Inteligencia militar: menos organismos, más centralización
En el ámbito de la defensa, la reforma elimina la Dirección Nacional de Inteligencia Estratégica Militar y concentra la producción de inteligencia estratégica militar en el Estado Mayor Conjunto de las Fuerzas Armadas.
El cambio busca simplificar la estructura, eliminar duplicidades y fortalecer el asesoramiento al Ministerio de Defensa y al Poder Ejecutivo, en línea con el criterio general de ordenamiento institucional.
Nuevas comunidades de coordinación estatal
El decreto crea dos espacios permanentes de articulación: la Comunidad de Inteligencia Nacional y la Comunidad Informativa Nacional. La primera reúne a los organismos de inteligencia, a las áreas de inteligencia de las Fuerzas Armadas, a las fuerzas de seguridad federales y a la Unidad de Información Financiera.

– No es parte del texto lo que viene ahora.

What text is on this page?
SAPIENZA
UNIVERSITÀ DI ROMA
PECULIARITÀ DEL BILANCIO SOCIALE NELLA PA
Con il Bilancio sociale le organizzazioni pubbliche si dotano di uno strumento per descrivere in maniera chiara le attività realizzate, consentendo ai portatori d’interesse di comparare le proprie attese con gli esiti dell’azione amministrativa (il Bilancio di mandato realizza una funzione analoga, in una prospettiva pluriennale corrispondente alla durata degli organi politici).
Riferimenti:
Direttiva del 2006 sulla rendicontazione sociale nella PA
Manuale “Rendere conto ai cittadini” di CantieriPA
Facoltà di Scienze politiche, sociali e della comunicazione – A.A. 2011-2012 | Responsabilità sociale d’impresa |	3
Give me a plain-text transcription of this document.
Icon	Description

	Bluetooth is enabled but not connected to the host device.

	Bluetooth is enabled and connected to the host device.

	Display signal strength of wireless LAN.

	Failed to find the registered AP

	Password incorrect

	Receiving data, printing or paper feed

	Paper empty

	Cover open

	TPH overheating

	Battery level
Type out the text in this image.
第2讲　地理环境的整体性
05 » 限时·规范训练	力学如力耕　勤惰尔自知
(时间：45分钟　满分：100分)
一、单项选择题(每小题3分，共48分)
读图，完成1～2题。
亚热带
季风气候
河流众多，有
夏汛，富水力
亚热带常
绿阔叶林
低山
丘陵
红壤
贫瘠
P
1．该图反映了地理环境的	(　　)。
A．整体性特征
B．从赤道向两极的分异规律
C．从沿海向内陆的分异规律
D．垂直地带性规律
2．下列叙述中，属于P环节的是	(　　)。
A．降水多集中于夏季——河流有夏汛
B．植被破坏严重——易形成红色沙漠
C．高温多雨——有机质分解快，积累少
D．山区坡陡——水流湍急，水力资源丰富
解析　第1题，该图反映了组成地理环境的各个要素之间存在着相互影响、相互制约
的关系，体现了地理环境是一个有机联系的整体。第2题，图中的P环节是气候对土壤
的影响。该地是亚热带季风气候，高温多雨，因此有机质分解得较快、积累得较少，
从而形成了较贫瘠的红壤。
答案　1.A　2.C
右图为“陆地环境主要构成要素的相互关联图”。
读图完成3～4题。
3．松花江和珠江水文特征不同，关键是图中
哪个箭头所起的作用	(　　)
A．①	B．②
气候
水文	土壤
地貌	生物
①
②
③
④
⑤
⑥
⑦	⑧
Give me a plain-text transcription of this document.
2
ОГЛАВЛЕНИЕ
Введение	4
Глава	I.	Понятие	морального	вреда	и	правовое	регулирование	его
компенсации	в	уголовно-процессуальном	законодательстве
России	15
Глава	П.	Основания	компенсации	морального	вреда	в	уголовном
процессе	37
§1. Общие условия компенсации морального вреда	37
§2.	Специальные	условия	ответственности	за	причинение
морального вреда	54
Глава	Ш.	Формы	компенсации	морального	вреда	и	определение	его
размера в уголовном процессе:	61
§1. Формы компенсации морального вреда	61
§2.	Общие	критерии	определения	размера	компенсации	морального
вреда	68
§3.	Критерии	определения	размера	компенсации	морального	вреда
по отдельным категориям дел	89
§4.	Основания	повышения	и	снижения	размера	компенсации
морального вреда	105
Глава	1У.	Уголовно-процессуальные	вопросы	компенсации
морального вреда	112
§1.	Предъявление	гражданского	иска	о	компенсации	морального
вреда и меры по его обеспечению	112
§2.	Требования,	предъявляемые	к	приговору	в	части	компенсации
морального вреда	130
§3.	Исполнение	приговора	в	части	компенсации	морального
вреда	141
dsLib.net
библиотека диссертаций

La segunda incorpora a organismos del Estado que generan información relevante para la inteligencia estratégica, como Migraciones, Renaper, Aduana y Cancillería. En ambos casos, el intercambio de datos deberá realizarse mediante procedimientos formales, con registro y trazabilidad.
Controles internos y control político
La reforma refuerza los mecanismos de control interno mediante la creación de la Inspectoría General de Inteligencia, con funciones de auditoría, inspección y control de legalidad y uso de recursos. El inspector general seguirá siendo designado por el Poder Ejecutivo, mientras que los titulares de los organismos desconcentrados dependerán del secretario de Inteligencia.
Al mismo tiempo, el decreto será revisado por la Comisión Bicameral de Fiscalización de los Organismos y Actividades de Inteligencia del Congreso. Desde la oposición ya anticiparon pedidos de informes y cuestionamientos sobre el alcance del DNU, en un debate que vuelve a poner en primer plano el equilibrio entre eficacia del Estado y control democrático.
Un rediseño con impacto institucional
En conjunto, la reforma impulsada por el Gobierno busca normalizar un sistema históricamente fragmentado, clarificar funciones y fortalecer la integración de la inteligencia con el resto del Estado. La clave estará en su implementación y en el seguimiento legislativo.
Mientras el oficialismo defiende el decreto como una herramienta para modernizar y ordenar, el debate político recién comienza y promete instalarse como uno de los temas sensibles del inicio de 2026.